At this time (October 2020), no bonamia was found in other surveillance samples taken from Horseshoe Bay in Stewart Island, Paterson Inlet, Foveaux Strait, Bluff Harbour, Cloudy Bay, Tasman Bay, and the Chatham Islands.
Future of farming – Technical Advisory Group report
A Technical Advisory Group (TAG) was formed in September 2019. The TAG looked at whether flat oyster farming poses a risk to wild oyster populations and the Bluff oyster fishery. A report was written to give the Bonamia governance group the information they need to recommend if, where, and when flat oyster farming might start again.

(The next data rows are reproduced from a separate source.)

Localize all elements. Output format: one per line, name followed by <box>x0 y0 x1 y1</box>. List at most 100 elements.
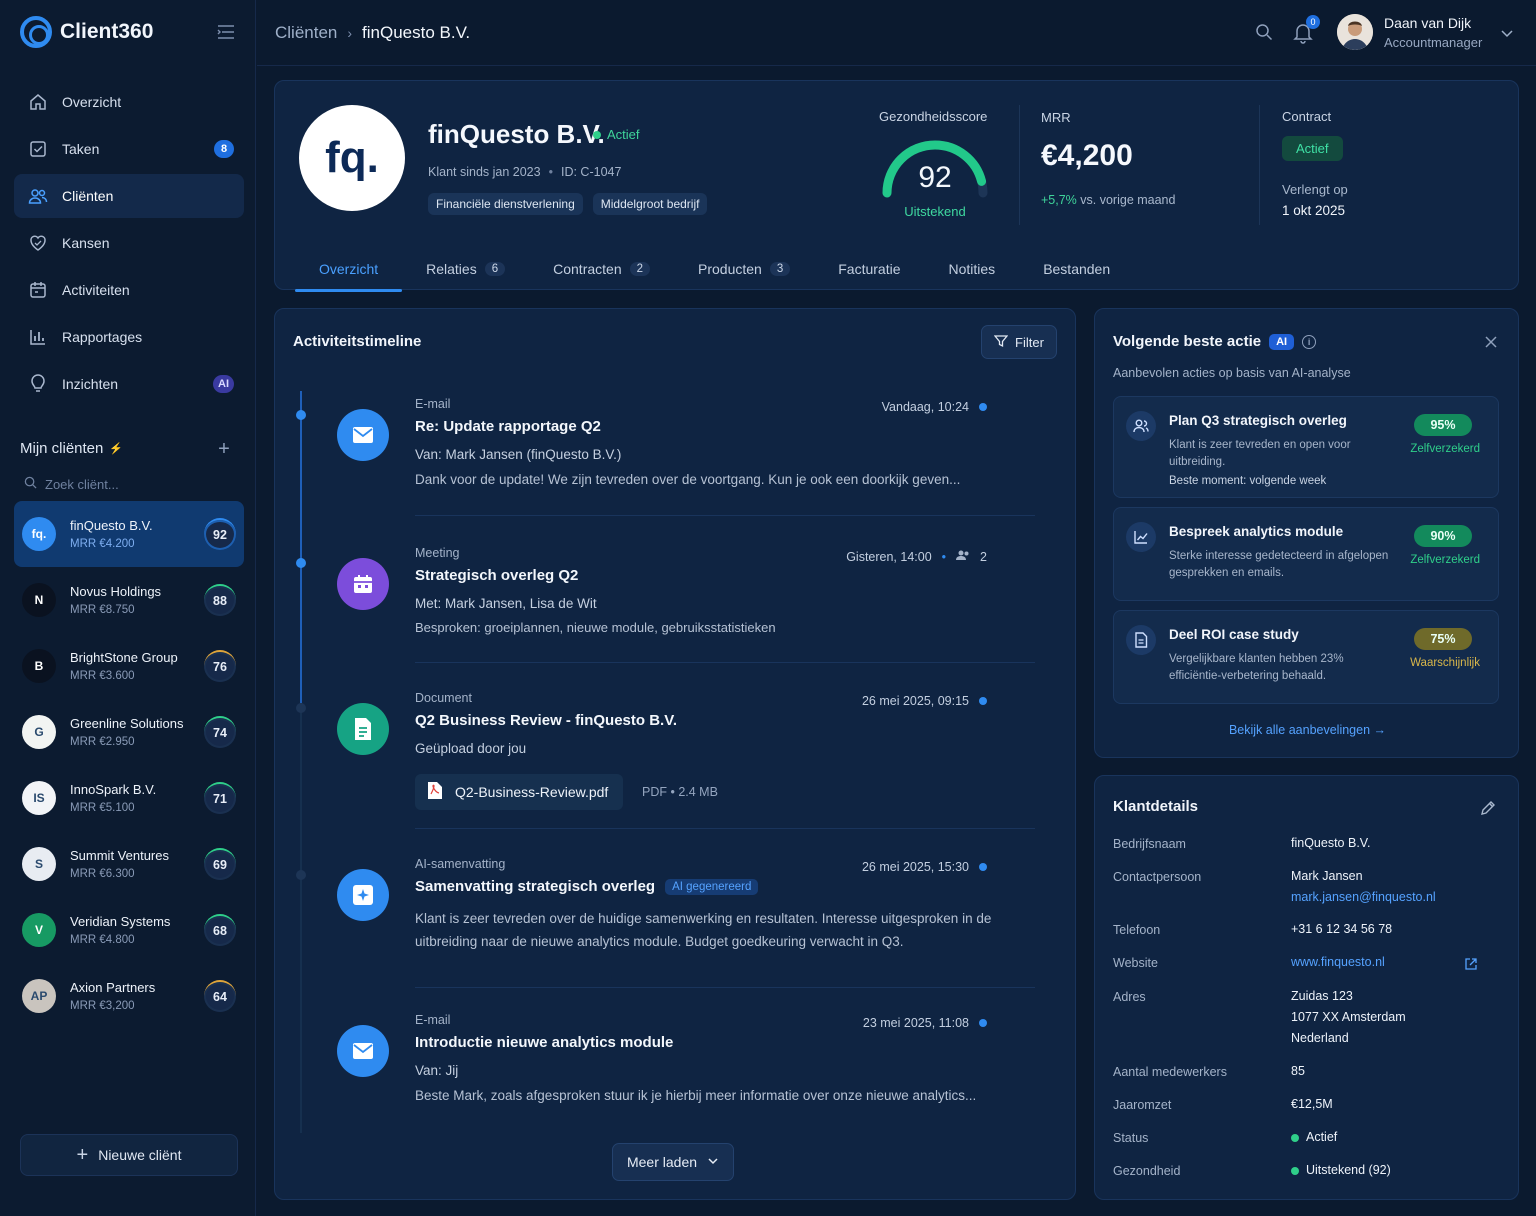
search-icon <box>24 476 37 492</box>
client-avatar-text: AP <box>30 989 48 1003</box>
client-name: finQuesto B.V. <box>428 119 605 149</box>
new-client-button[interactable]: + Nieuwe cliënt <box>20 1134 238 1176</box>
event-time-text: 26 mei 2025, 09:15 <box>861 694 969 708</box>
client-list-item[interactable]: B BrightStone Group MRR €3.600 76 <box>14 633 244 699</box>
event-uploader: Geüpload door jou <box>415 741 527 756</box>
client-score-text: 69 <box>213 858 227 872</box>
client-list-item[interactable]: AP Axion Partners MRR €3,200 64 <box>14 963 244 1029</box>
timeline-event[interactable]: AI-samenvatting Samenvatting strategisch… <box>337 849 1047 979</box>
detail-value: Actief <box>1291 1127 1337 1148</box>
calendar-icon <box>337 558 389 610</box>
mail-icon <box>337 1025 389 1077</box>
client-list-item[interactable]: N Novus Holdings MRR €8.750 88 <box>14 567 244 633</box>
detail-value: Nederland <box>1291 1031 1349 1045</box>
tab-producten[interactable]: Producten 3 <box>674 247 814 291</box>
client-search-input[interactable] <box>45 476 225 492</box>
add-client-icon[interactable]: + <box>214 439 234 460</box>
divider <box>415 515 1035 516</box>
client-info: InnoSpark B.V. MRR €5.100 <box>70 782 156 814</box>
recommendation-card[interactable]: Deel ROI case study Vergelijkbare klante… <box>1113 610 1499 704</box>
topbar: Cliënten › finQuesto B.V. 0 Daan van Dij… <box>257 0 1536 66</box>
client-list-item[interactable]: fq. finQuesto B.V. MRR €4.200 92 <box>14 501 244 567</box>
detail-label: Gezondheid <box>1113 1164 1181 1178</box>
arrow-right-icon: → <box>1373 723 1387 737</box>
activity-timeline: Activiteitstimeline Filter E-mail Re: Up… <box>274 308 1076 1200</box>
edit-pencil-icon[interactable] <box>1480 800 1496 816</box>
client-mrr: MRR €4.200 <box>70 538 135 550</box>
chevron-down-icon[interactable] <box>1500 26 1514 40</box>
nav-item-inzichten[interactable]: Inzichten AI <box>14 362 244 406</box>
breadcrumb-parent[interactable]: Cliënten <box>275 23 337 43</box>
client-avatar-text: S <box>34 857 43 871</box>
close-icon[interactable] <box>1484 335 1498 349</box>
event-time: 23 mei 2025, 11:08 <box>863 1016 987 1030</box>
client-name: Summit Ventures <box>70 848 169 863</box>
client-name: Axion Partners <box>70 980 156 995</box>
nav-item-kansen[interactable]: Kansen <box>14 221 244 265</box>
nav-label: Rapportages <box>62 329 143 345</box>
timeline-event[interactable]: Document Q2 Business Review - finQuesto … <box>337 683 1047 823</box>
client-name: Greenline Solutions <box>70 716 184 731</box>
client-list-item[interactable]: IS InnoSpark B.V. MRR €5.100 71 <box>14 765 244 831</box>
divider <box>415 662 1035 663</box>
client-header: fq. finQuesto B.V. Actief Klant sinds ja… <box>274 80 1519 292</box>
menu-toggle-icon[interactable] <box>216 24 236 40</box>
tab-facturatie[interactable]: Facturatie <box>814 247 924 291</box>
nav-item-overzicht[interactable]: Overzicht <box>14 80 244 124</box>
nav-item-rapportages[interactable]: Rapportages <box>14 315 244 359</box>
event-title: Samenvatting strategisch overleg AI gegen… <box>415 878 759 896</box>
client-mrr: MRR €8.750 <box>70 604 135 616</box>
tab-notities[interactable]: Notities <box>925 247 1020 291</box>
contract-status-badge: Actief <box>1282 136 1343 161</box>
tab-bestanden[interactable]: Bestanden <box>1019 247 1134 291</box>
document-icon <box>337 703 389 755</box>
detail-label: Telefoon <box>1113 923 1161 937</box>
external-link-icon[interactable] <box>1464 957 1478 971</box>
client-info: Greenline Solutions MRR €2.950 <box>70 716 183 748</box>
next-best-action-panel: Volgende beste actie AI i Aanbevolen act… <box>1094 308 1519 758</box>
nav-item-clienten[interactable]: Cliënten <box>14 174 244 218</box>
client-meta: Klant sinds jan 2023 • ID: C-1047 <box>428 165 622 179</box>
user-role: Accountmanager <box>1384 35 1483 50</box>
chevron-right-icon: › <box>347 25 353 41</box>
see-all-label: Bekijk alle aanbevelingen <box>1228 723 1371 737</box>
client-list-item[interactable]: V Veridian Systems MRR €4.800 68 <box>14 897 244 963</box>
client-mrr: MRR €2.950 <box>70 736 135 748</box>
recommendation-card[interactable]: Bespreek analytics module Sterke interes… <box>1113 507 1499 601</box>
tab-contracten[interactable]: Contracten 2 <box>529 247 674 291</box>
see-all-recommendations-link[interactable]: Bekijk alle aanbevelingen → <box>1095 723 1520 737</box>
user-name: Daan van Dijk <box>1384 15 1472 31</box>
client-list-item[interactable]: G Greenline Solutions MRR €2.950 74 <box>14 699 244 765</box>
timeline-event[interactable]: E-mail Introductie nieuwe analytics modu… <box>337 1005 1047 1125</box>
detail-label: Contactpersoon <box>1113 870 1202 884</box>
client-score-text: 64 <box>213 990 227 1004</box>
event-snippet: Dank voor de update! We zijn tevreden ov… <box>415 472 961 487</box>
event-title-text: Samenvatting strategisch overleg <box>415 878 656 895</box>
search-icon[interactable] <box>1255 23 1275 43</box>
timeline-event[interactable]: Meeting Strategisch overleg Q2 Met: Mark… <box>337 538 1047 658</box>
load-more-button[interactable]: Meer laden <box>612 1143 734 1181</box>
tab-relaties[interactable]: Relaties 6 <box>402 247 529 291</box>
filter-button[interactable]: Filter <box>981 325 1057 359</box>
tab-overzicht[interactable]: Overzicht <box>295 247 403 292</box>
bell-icon[interactable]: 0 <box>1293 15 1320 44</box>
event-time: Vandaag, 10:24 <box>882 400 987 414</box>
event-time-text: 26 mei 2025, 15:30 <box>861 860 969 874</box>
client-health-score: 74 <box>204 716 236 748</box>
nav-item-activiteiten[interactable]: Activiteiten <box>14 268 244 312</box>
info-icon[interactable]: i <box>1302 334 1317 349</box>
timeline-event[interactable]: E-mail Re: Update rapportage Q2 Van: Mar… <box>337 389 1047 509</box>
file-attachment[interactable]: Q2-Business-Review.pdf <box>415 774 623 810</box>
website-link[interactable]: www.finquesto.nl <box>1291 952 1385 973</box>
contact-email-link[interactable]: mark.jansen@finquesto.nl <box>1291 887 1436 908</box>
recommendation-card[interactable]: Plan Q3 strategisch overleg Klant is zee… <box>1113 396 1499 498</box>
client-name: Novus Holdings <box>70 584 162 599</box>
my-clients-title: Mijn cliënten ⚡ <box>20 440 123 457</box>
client-list-item[interactable]: S Summit Ventures MRR €6.300 69 <box>14 831 244 897</box>
user-avatar[interactable] <box>1337 14 1373 50</box>
plus-icon: + <box>76 1143 89 1166</box>
health-label: Gezondheidsscore <box>879 109 988 124</box>
recommendation-title: Deel ROI case study <box>1169 627 1299 642</box>
brand[interactable]: Client360 <box>20 16 153 48</box>
nav-item-taken[interactable]: Taken 8 <box>14 127 244 171</box>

Future of farming – Technical Advisory Group report [PDF, 1.3 MB]
When the governance group received the TAG report they made some preliminary recommendations.
Preliminary recommendations [PDF, 444 KB]
No decisions will be made on the future of flat oyster farming without feedback from those it affects.
Consultation is being planned for late 2021.
MPI's initial biosecurity response to Bonamia ostreae
MPI's response to Bonamia ostreae started in 2015 when the parasite was found in oysters from the Marlborough Sounds. In early 2017, Bonamia ostreae was also found in Stewart Island.
On 12 June 2017, MPI delivered a notice of direction to flat oyster farmers in Big Glory Bay in Stewart Island and Marlborough. This notice required the removal of all flat oyster stocks. All farms had been removed by late 2017.
Notice of Direction Big Glory Bay [PDF, 484 KB]
Notice of Direction Marlborough [PDF, 464 KB]
Fact sheet about Bonamia ostreae response [PDF, 297 KB]
Surveys are carried out twice a year to test for Bonamia ostreae in oysters from around the South Island and Chatham Islands.